Training isn't working, CNN classifier

Hello! I am trying to build a binary classifier using a convolutional neural network architecture. I have finished writing the model and dataset, and the training and validation loops. Everything seems fine when I train it, the parameters in the network are registered correctly, predictions are being generated etc… However, my validation accuracy does not budge from 50%, ie chance. This is strange, as I’m training and validating it on a cats and dogs training set that I know should work for this architecture.

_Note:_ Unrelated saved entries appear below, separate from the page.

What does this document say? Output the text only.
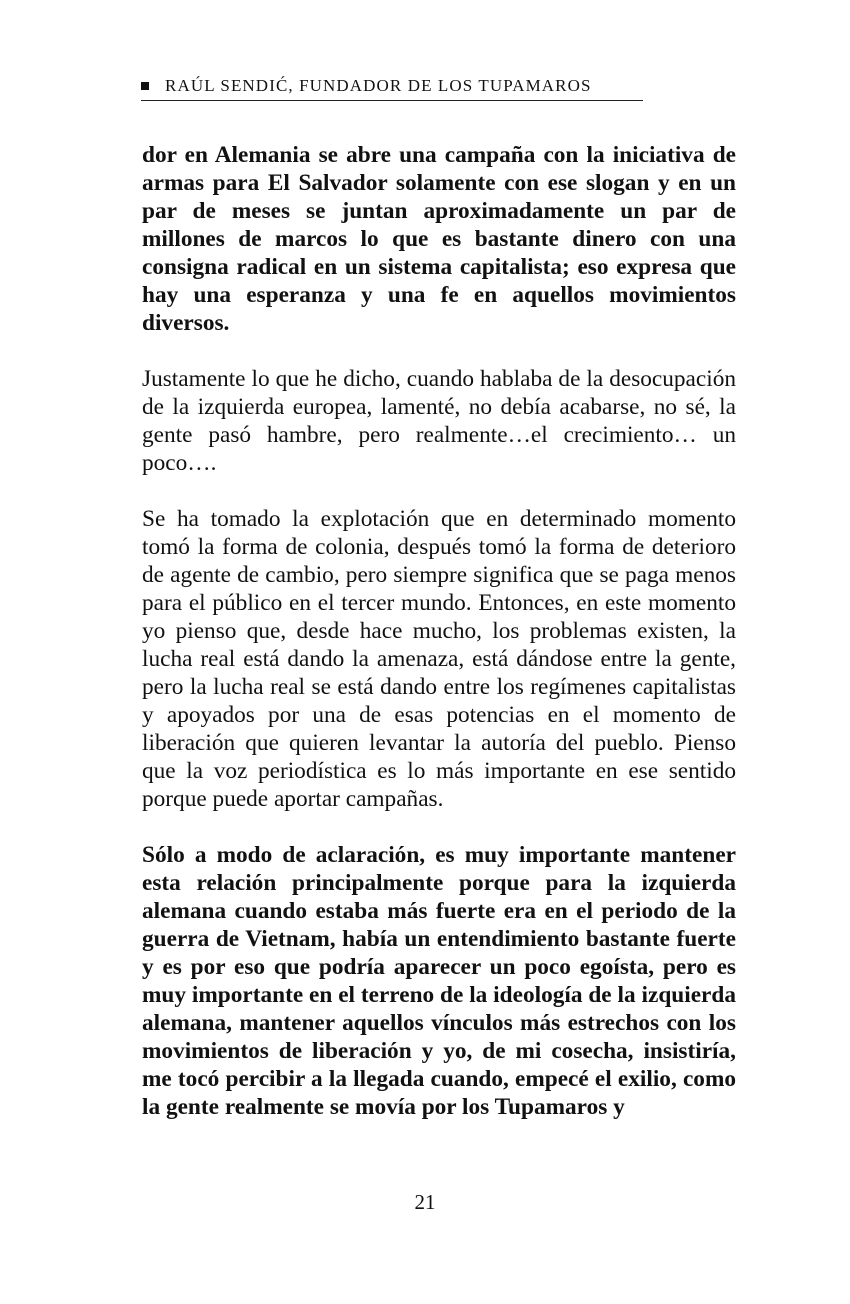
RAÚL SENDIĆ, FUNDADOR DE LOS TUPAMAROS

dor en Alemania se abre una campaña con la iniciativa de armas para El Salvador solamente con ese slogan y en un par de meses se juntan aproximadamente un par de millones de marcos lo que es bastante dinero con una consigna radical en un sistema capitalista; eso expresa que hay una esperanza y una fe en aquellos movimientos diversos.

Justamente lo que he dicho, cuando hablaba de la desocupación de la izquierda europea, lamenté, no debía acabarse, no sé, la gente pasó hambre, pero realmente…el crecimiento… un poco….

Se ha tomado la explotación que en determinado momento tomó la forma de colonia, después tomó la forma de deterioro de agente de cambio, pero siempre significa que se paga menos para el público en el tercer mundo. Entonces, en este momento yo pienso que, desde hace mucho, los problemas existen, la lucha real está dando la amenaza, está dándose entre la gente, pero la lucha real se está dando entre los regímenes capitalistas y apoyados por una de esas potencias en el momento de liberación que quieren levantar la autoría del pueblo. Pienso que la voz periodística es lo más importante en ese sentido porque puede aportar campañas.

Sólo a modo de aclaración, es muy importante mantener esta relación principalmente porque para la izquierda alemana cuando estaba más fuerte era en el periodo de la guerra de Vietnam, había un entendimiento bastante fuerte y es por eso que podría aparecer un poco egoísta, pero es muy importante en el terreno de la ideología de la izquierda alemana, mantener aquellos vínculos más estrechos con los movimientos de liberación y yo, de mi cosecha, insistiría, me tocó percibir a la llegada cuando, empecé el exilio, como la gente realmente se movía por los Tupamaros y

21
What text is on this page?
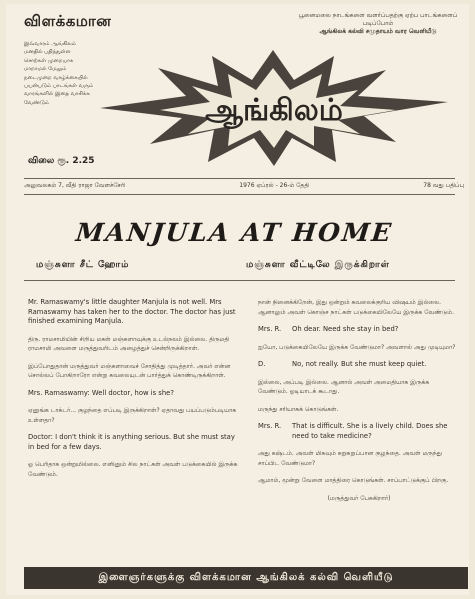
விளக்கமான	பூனைமலை நாடங்களை வளர்ப்பதற்கு ஏற்ப பாடங்களைப் படிப்போம்
ஆங்கிலக் கல்வி சமுதாயம் வார வெளியீடு
இவ்வாரம் ஆங்கிலம் மனதில் பதிந்துள்ள சொற்கள் முறையாக மாறாமல் மேலும் நடைமுறை வாழ்க்கையில் பயன்படும் பாடங்கள் வரும் வாரங்களில் இதை வாசிக்க வேண்டும்
விலை ரூ. 2.25
ஆங்கிலம்
அலுவலகம் 7, வீதி ராஜா வேளச்சேரி	1976 ஏப்ரல் - 26-ம் தேதி	78 வது பதிப்பு
MANJULA AT HOME
மஞ்சுளா சீட் ஹோம்	மஞ்சுளா வீட்டிலே இருக்கிறாள்

Mr. Ramaswamy's little daughter Manjula is not well. Mrs Ramaswamy has taken her to the doctor. The doctor has just finished examining Manjula.

திரு. ராமசாமியின் சிறிய மகள் மஞ்சுளாவுக்கு உடல்நலம் இல்லை. திருமதி ராமசாமி அவளை மருத்துவரிடம் அழைத்துச் சென்றிருக்கிறாள்.

இப்போதுதான் மருத்துவர் மஞ்சுளாவைச் சோதித்து முடித்தார். அவர் என்ன சொல்லப் போகிறாரோ என்று கவலையுடன் பார்த்துக் கொண்டிருக்கிறாள்.

Mrs. Ramaswamy: Well doctor, how is she?

ஏனுங்க டாக்டர்... குழந்தை எப்படி இருக்கிறாள்? ஏதாவது பயப்படும்படியாக உள்ளதா?

Doctor: I don't think it is anything serious. But she must stay in bed for a few days.

ஓ பெரிதாக ஒன்றுமில்லை. எனினும் சில நாட்கள் அவள் படுக்கையில் இருக்க வேண்டும்.

நான் நினைக்கிறேன், இது ஒன்றும் கவலைக்குரிய விஷயம் இல்லை. ஆனாலும் அவள் கொஞ்ச நாட்கள் படுக்கையிலேயே இருக்க வேண்டும்.

Mrs. R.	Oh dear. Need she stay in bed?

ஐயோ, படுக்கையிலேயே இருக்க வேண்டுமா? அவளால் அது முடியுமா?

D.	No, not really. But she must keep quiet.

இல்லை, அப்படி இல்லை. ஆனால் அவள் அமைதியாக இருக்க வேண்டும். ஓடியாடக் கூடாது.

மருந்து சரியாகக் கொடுங்கள்.

Mrs. R.	That is difficult. She is a lively child. Does she need to take medicine?

அது கஷ்டம். அவள் மிகவும் சுறுசுறுப்பான குழந்தை. அவள் மருந்து சாப்பிட வேண்டுமா?

ஆமாம், மூன்று வேளை மாத்திரை கொடுங்கள். சாப்பாட்டுக்குப் பிறகு.

(மருத்துவர் பேசுகிறார்)

இளைஞர்களுக்கு விளக்கமான ஆங்கிலக் கல்வி வெளியீடு
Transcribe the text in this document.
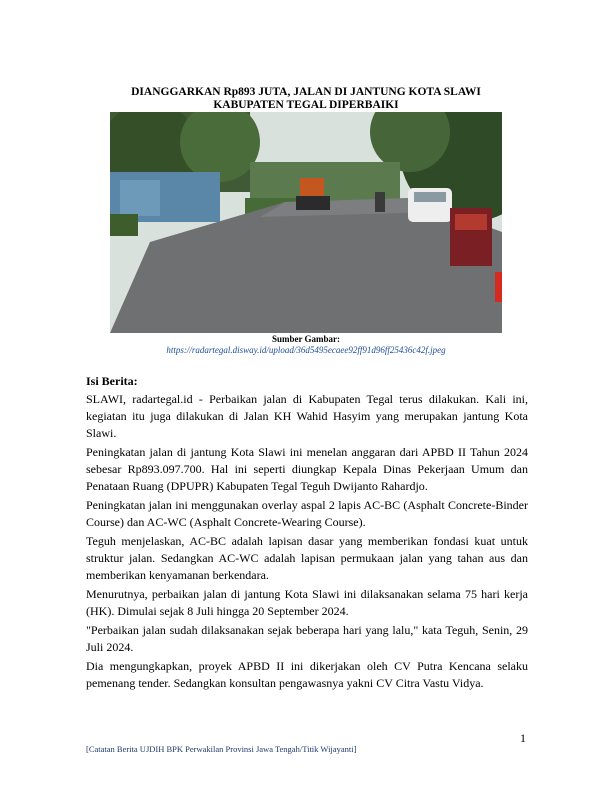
DIANGGARKAN Rp893 JUTA, JALAN DI JANTUNG KOTA SLAWI
KABUPATEN TEGAL DIPERBAIKI
Sumber Gambar:
https://radartegal.disway.id/upload/36d5495ecaee92ff91d96ff25436c42f.jpeg
Isi Berita:

SLAWI, radartegal.id - Perbaikan jalan di Kabupaten Tegal terus dilakukan. Kali ini, kegiatan itu juga dilakukan di Jalan KH Wahid Hasyim yang merupakan jantung Kota Slawi.

Peningkatan jalan di jantung Kota Slawi ini menelan anggaran dari APBD II Tahun 2024 sebesar Rp893.097.700. Hal ini seperti diungkap Kepala Dinas Pekerjaan Umum dan Penataan Ruang (DPUPR) Kabupaten Tegal Teguh Dwijanto Rahardjo.

Peningkatan jalan ini menggunakan overlay aspal 2 lapis AC-BC (Asphalt Concrete-Binder Course) dan AC-WC (Asphalt Concrete-Wearing Course).

Teguh menjelaskan, AC-BC adalah lapisan dasar yang memberikan fondasi kuat untuk struktur jalan. Sedangkan AC-WC adalah lapisan permukaan jalan yang tahan aus dan memberikan kenyamanan berkendara.

Menurutnya, perbaikan jalan di jantung Kota Slawi ini dilaksanakan selama 75 hari kerja (HK). Dimulai sejak 8 Juli hingga 20 September 2024.

"Perbaikan jalan sudah dilaksanakan sejak beberapa hari yang lalu," kata Teguh, Senin, 29 Juli 2024.

Dia mengungkapkan, proyek APBD II ini dikerjakan oleh CV Putra Kencana selaku pemenang tender. Sedangkan konsultan pengawasnya yakni CV Citra Vastu Vidya.

1
[Catatan Berita UJDIH BPK Perwakilan Provinsi Jawa Tengah/Titik Wijayanti]
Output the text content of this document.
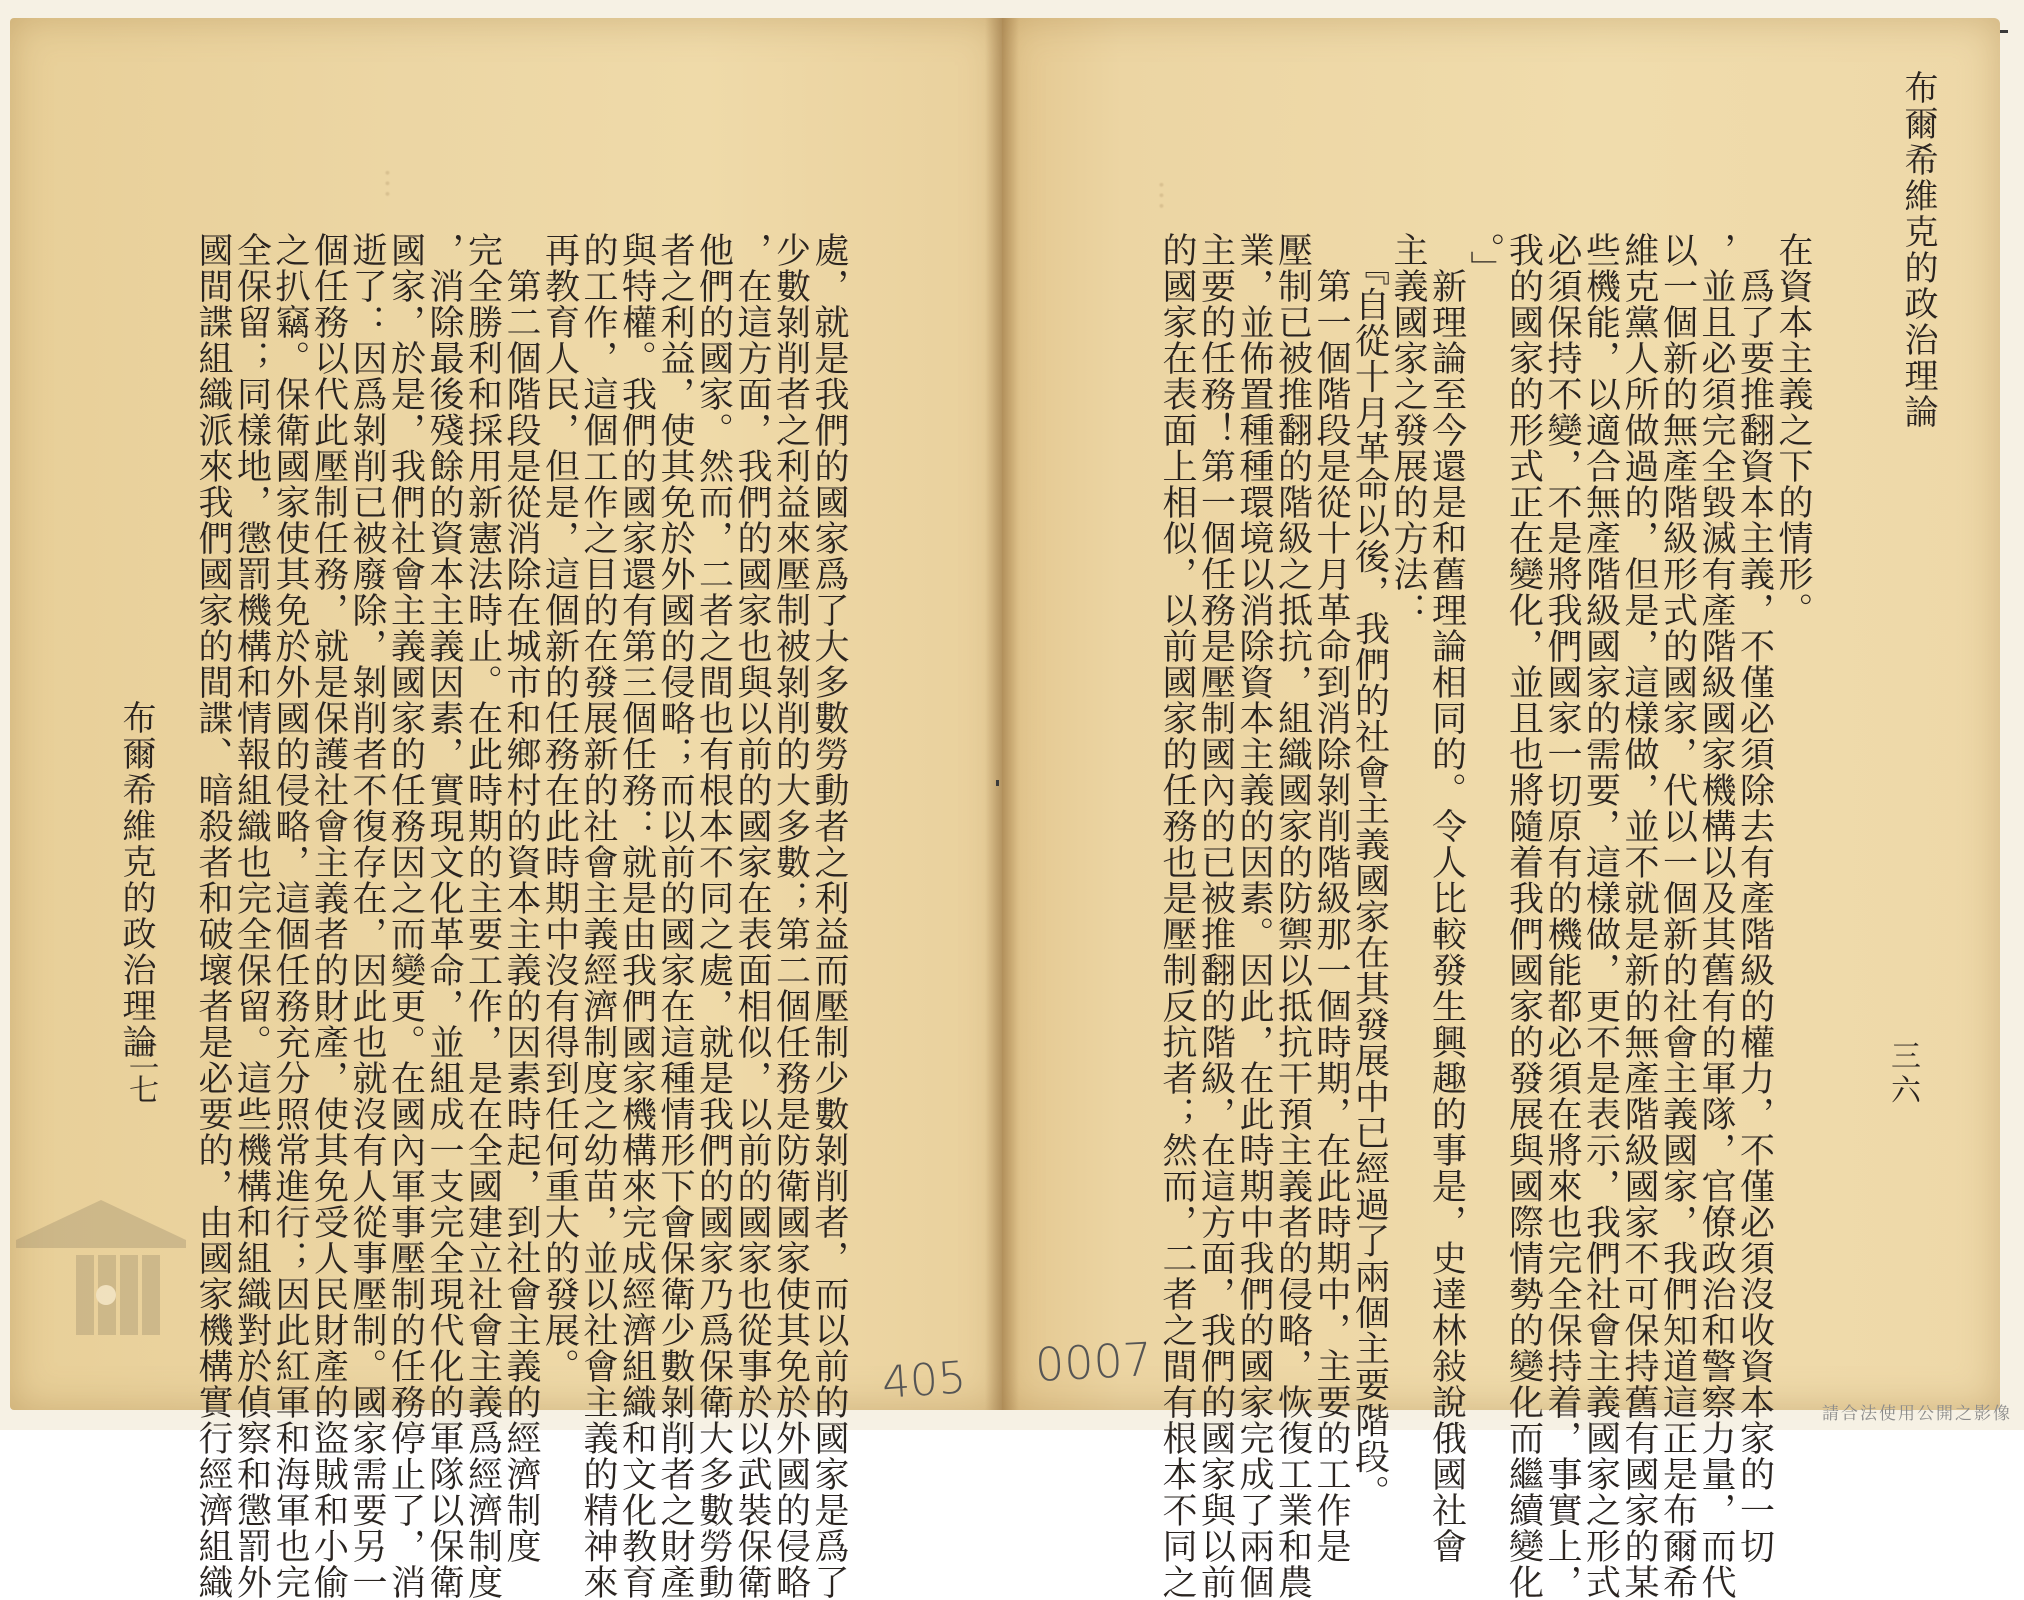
...	...	布爾希維克的政治理論
三六
在資本主義之下的情形。
　爲了要推翻資本主義，不僅必須除去有產階級的權力，不僅必須沒收資本家的一切
，並且必須完全毀滅有產階級國家機構以及其舊有的軍隊，官僚政治和警察力量，而代
以一個新的無產階級形式的國家，代以一個新的社會主義國家，我們知道這正是布爾希
維克黨人所做過的，但是，這樣做，並不就是新的無產階級國家不可保持舊有國家的某
些機能，以適合無產階級國家的需要，這樣做，更不是表示，我們社會主義國家之形式
必須保持不變，不是將我們國家一切原有的機能都必須在將來也完全保持着，事實上，
我的國家的形式正在變化，並且也將隨着我們國家的發展與國際情勢的變化而繼續變化
。」
　新理論至今還是和舊理論相同的。令人比較發生興趣的事是，史達林敍說俄國社會
主義國家之發展的方法：
　『自從十月革命以後，我們的社會主義國家在其發展中已經過了兩個主要階段。
　第一個階段是從十月革命到消除剝削階級那一個時期，在此時期中，主要的工作是
壓制已被推翻的階級之抵抗，組織國家的防禦以抵抗干預主義者的侵略，恢復工業和農
業，並佈置種種環境以消除資本主義的因素。因此，在此時期中我們的國家完成了兩個
主要的任務！第一個任務是壓制國內的已被推翻的階級，在這方面，我們的國家與以前
的國家在表面上相似，以前國家的任務也是壓制反抗者；然而，二者之間有根本不同之
布爾希維克的政治理論
三七	處，就是我們的國家爲了大多數勞動者之利益而壓制少數剝削者，而以前的國家是爲了
少數剝削者之利益來壓制被剝削的大多數；第二個任務是防衛國家使其免於外國的侵略
，在這方面，我們的國家也與以前的國家在表面相似，以前的國家也從事於以武裝保衛
他們的國家。然而，二者之間也有根本不同之處，就是我們的國家乃爲保衛大多數勞動
者之利益，使其免於外國的侵略；而以前的國家在這種情形下會保衛少數剝削者之財產
與特權。我們的國家還有第三個任務：就是由我們國家機構來完成經濟組織和文化教育
的工作，這個工作之目的在發展新的社會主義經濟制度之幼苗，並以社會主義的精神來
再教育人民，但是，這個新的任務在此時期中沒有得到任何重大的發展。
　第二個階段是從消除在城市和鄉村的資本主義的因素時起，到社會主義的經濟制度
完全勝利和採用新憲法時止。在此時期的主要工作，是在全國建立社會主義爲經濟制度
，消除最後殘餘的資本主義因素，實現文化革命，並組成一支完全現代化的軍隊以保衛
國家，於是，我們社會主義國家的任務因之而變更。在國內軍事壓制的任務停止了，消
逝了：因爲剝削已被廢除，剝削者不復存在，因此也就沒有人從事壓制。國家需要另一
個任務以代此壓制任務，就是保護社會主義者的財產，使其免受人民財產的盜賊和小偷
之扒竊。保衛國家使其免於外國的侵略，這個任務充分照常進行；因此紅軍和海軍也完
全保留；同樣地，懲罰機構和情報組織也完全保留。這些機構和組織對於偵察和懲罰外
國間諜組織派來我們國家的間諜、暗殺者和破壞者是必要的，由國家機構實行經濟組織	405 0007
請合法使用公開之影像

Any ideas what may be causing this error?

CNN architecture:

class ConvNet : public torch::nn::Module {
	public:
		ConvNet(){
			register_module("layer1", layer1);
			register_module("layer2", layer2);
			register_module("fc", fc);
		};
		torch::Tensor forward(torch::Tensor x){
			x = layer1->forward(x);
			x = layer2->forward(x);
			x = x.view({-1, x.size(1) * x.size(2) * x.size(3)});
			x = fc->forward(x);
			return x;
		};

	private:
		torch::nn::Sequential layer1{
			torch::nn::Conv2d(torch::nn::Conv2dOptions(3, 64, 3).stride(1).padding(1)),
			torch::nn::ReLU(),
			torch::nn::MaxPool2d(torch::nn::MaxPool2dOptions({2, 2}).stride(2))
			};

		torch::nn::Sequential layer2{
			torch::nn::Conv2d(torch::nn::Conv2dOptions(64, 64, 3).stride(1).padding(1)),
			torch::nn::ReLU(),
			torch::nn::MaxPool2d(torch::nn::MaxPool2dOptions({2, 2}).stride(2))
			};

		torch::nn::Sequential fc{
			torch::nn::Linear(torch::nn::LinearOptions(64 * 50 * 125, 64)),
			torch::nn::ReLU(),
			torch::nn::Linear(torch::nn::LinearOptions(64, 1)),
			torch::nn::Sigmoid()
			};
			
};
Training loop:

void trainModel(std::shared_ptr cnn, std::string folder1, std::string folder2){

cout << "training.." << endl;
cnn->train();
double learning_rate = 0.01;
torch::optim::Adam optimizer(cnn->parameters(), torch::optim::AdamOptions(learning_rate));
auto lossFunction = torch::nn::BCELoss();

int batch_size = 1;
auto dataset = CustomDataset(folder1, folder2).map(torch::data::transforms::Stack<>());
cout << "dataset made" << endl;
auto data_loader = torch::data::make_data_loader<torch::data::samplers::SequentialSampler>(dataset, batch_size);
int counter = 0;
for (auto& batch : *data_loader){
	optimizer.zero_grad();
	torch::Tensor outputs = cnn->forward(batch.data);
	auto loss = lossFunction(outputs, batch.target);
	loss.backward();
	optimizer.step();
	if (counter < 20){
		counter++;
	}
	else{
		cout << loss << endl;
		counter = 0;
	}
}

torch::save(cnn, "cnn.pt");

}

Validation loop:

void testModel(std::shared_ptr cnn, std::string folder1, std::string folder2){

cout << "testing.." << endl;
auto dataset = CustomDataset(folder1, folder2).map(torch::data::transforms::Stack<>());
auto data_loader = torch::data::make_data_loader<torch::data::samplers::SequentialSampler>(dataset, 1 /*batch size*/);
cout << "dataset made" << endl;
cnn->eval();
double correct = 0;
size_t total =  dataset.size().value();
for (auto &batch : *data_loader){
	torch::Tensor outputs = cnn->forward(batch.data);
	correct += outputs.eq(batch.target).sum().template item<int64_t>();	
}
double percentage = correct/total;
cout << "size of validation sample: " << total << endl;
cout << "validation accuracy: " << percentage << endl;

}

Is your training loss going down? LR of 0.01 is generally a bit high for Adam in my experience.

I edited my loss metric to reflect the algorithm given in the “training a classifier” example, and changed LR to 0.001. Alas, the loss does not seem to be decreasing systematically.